Quand elles atteignent enfin la frontière avec leurs enfants ou leurs parents, le calvaire est loin d’être fini. Elles doivent gérer les contraintes matérielles pour trouver de la nourriture, un logement, puis une école pour leurs enfants. Beaucoup doivent aussi composer avec la lourde culpabilité d’avoir abandonné leur pays. Pour les Ukrainiennes, le seul moyen d’éviter l’exil est de mettre fin aux bombardements en créant une zone aérienne libre. L’heure n’est plus aux débats mais à l’action. Que ce soit au Parlement ou dans les manifestations, ce 8 mars à Strasbourg est surtout l'occasion de lancer un appel à l’aide général : « Please, please, please, save our lives ! » (s’il vous plaît, sauvez nos vies).
Clémence Blanche et Lisa Ducazaux
Les eurodéputés ont débattu des SMS controversés entre Ursula von der Leyen, présidente de la Commission, et Albert Bourla, PDG du géant pharmaceutique américain Pfizer. Ces messages traitaient de l’achat de 1,8 milliard de doses de vaccin à 19,50€ l’unité, soit 35 milliards d’euros.

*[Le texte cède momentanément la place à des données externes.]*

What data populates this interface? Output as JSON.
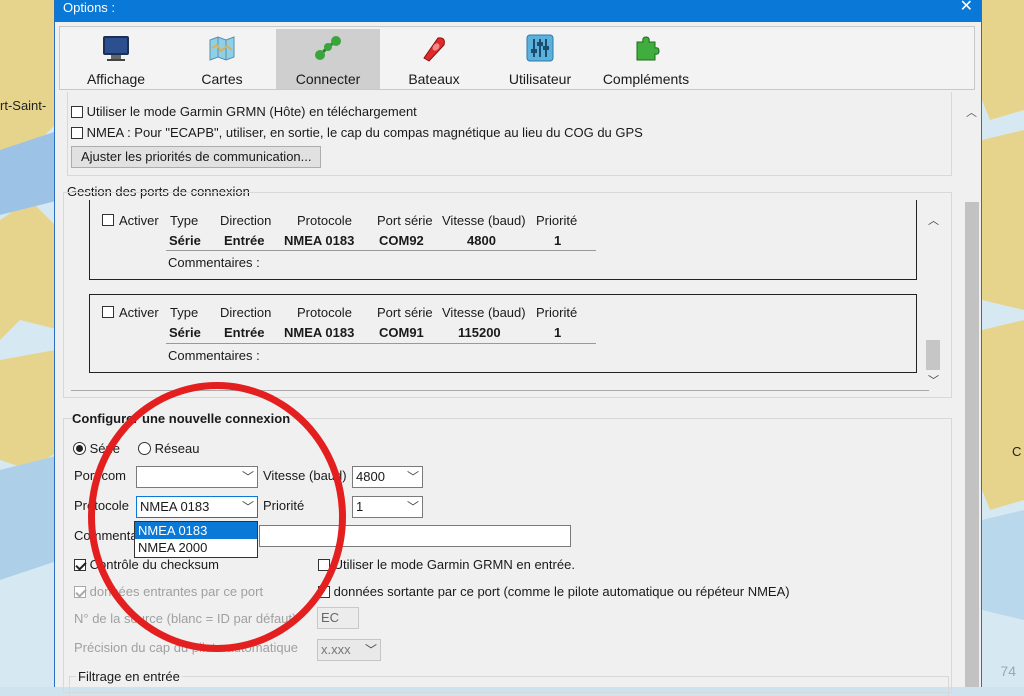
{
  "map": {
    "label_left": "rt-Saint-",
    "label_right": "C",
    "zoom_text": "74"
  },
  "dialog": {
    "title": "Options :",
    "close_glyph": "✕",
    "tabs": [
      {
        "label": "Affichage",
        "icon": "monitor-icon"
      },
      {
        "label": "Cartes",
        "icon": "map-icon"
      },
      {
        "label": "Connecter",
        "icon": "connect-icon",
        "selected": true
      },
      {
        "label": "Bateaux",
        "icon": "boat-icon"
      },
      {
        "label": "Utilisateur",
        "icon": "sliders-icon"
      },
      {
        "label": "Compléments",
        "icon": "puzzle-icon"
      }
    ]
  },
  "general": {
    "garmin_host": "Utiliser le mode Garmin GRMN (Hôte) en téléchargement",
    "nmea_ecapb": "NMEA : Pour \"ECAPB\", utiliser, en sortie, le cap du compas magnétique  au lieu du COG du GPS",
    "priorities_button": "Ajuster les priorités de communication..."
  },
  "ports": {
    "section_label": "Gestion des ports de connexion",
    "headers": {
      "activate": "Activer",
      "type": "Type",
      "direction": "Direction",
      "protocol": "Protocole",
      "port": "Port série",
      "speed": "Vitesse (baud)",
      "priority": "Priorité"
    },
    "comments_label": "Commentaires :",
    "items": [
      {
        "type": "Série",
        "direction": "Entrée",
        "protocol": "NMEA 0183",
        "port": "COM92",
        "speed": "4800",
        "priority": "1"
      },
      {
        "type": "Série",
        "direction": "Entrée",
        "protocol": "NMEA 0183",
        "port": "COM91",
        "speed": "115200",
        "priority": "1"
      }
    ]
  },
  "new_connection": {
    "heading": "Configurer une nouvelle connexion",
    "serial_label": "Série",
    "network_label": "Réseau",
    "port_com_label": "Port com",
    "port_com_value": "",
    "speed_label": "Vitesse (baud)",
    "speed_value": "4800",
    "protocol_label": "Protocole",
    "protocol_value": "NMEA 0183",
    "protocol_options": [
      "NMEA 0183",
      "NMEA 2000"
    ],
    "priority_label": "Priorité",
    "priority_value": "1",
    "comment_label": "Commentaire",
    "comment_value": "",
    "checksum_label": "Contrôle du checksum",
    "garmin_input_label": "Utiliser le mode Garmin GRMN en entrée.",
    "incoming_label": "données entrantes par ce port",
    "outgoing_label": "données sortante par ce port (comme le pilote automatique ou répéteur NMEA)",
    "source_id_label": "N° de la source (blanc = ID par défaut)",
    "source_id_value": "EC",
    "autopilot_precision_label": "Précision du cap du pilote automatique",
    "autopilot_precision_value": "x.xxx",
    "filter_label": "Filtrage en entrée"
  },
  "colors": {
    "titlebar": "#0a78d7",
    "annotation_circle": "#e3201f",
    "selected_option": "#0a78d7"
  }
}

La Commission européenne a refusé de rendre public l'accès à ces sms. La médiatrice européenne Emily O’Reilly a demandé au cabinet de la présidente de les retrouver et d’en révéler le contenu. Pour la gendarme des institutions européennes, les textos peuvent faire l’objet d’un contrôle. Toutefois, la législation de 2001 sur l’accès aux données ne prend pas en compte ces nouveaux canaux. C’est un argument qu’a mis en avant la Commission, soulignant l’éphémérité du support.
Mais les parlementaires étaient unanimes, il faut que lumière soit faite, dans « une maison de verre [...] où il n’y a aucun espace pour l’obscurité » (Alessandro Panza, ID, extrême droite). Un devoir d’exemplarité souligné par Evin Incir (S&D, sociaux-démocrates), raillant que même « un envoi de lettre par pigeon » aurait dû être rendu public. Un deuxième « SMSgate » pour Ursula von der Leyen qui ne passe pas pour les députés européens, celle-ci ayant déjà effacé des messages lorsqu’elle se trouvait à la tête de la Défense allemande. « Une masterclass de mauvaise foi », estime le Belge Marc Botenga (La GUE, extrême gauche). Seul un des membres du PPE, Tomislav Sokol, s’est montré un peu plus conciliant : « certains doutes doivent être dissipés, mais nous ne devons pas remettre en question toute la procédure d’achat. » La commissaire a conclu en rappelant l’échéance du 26 avril, date à laquelle l'exécutif européen est censé donner une réponse à la médiatrice.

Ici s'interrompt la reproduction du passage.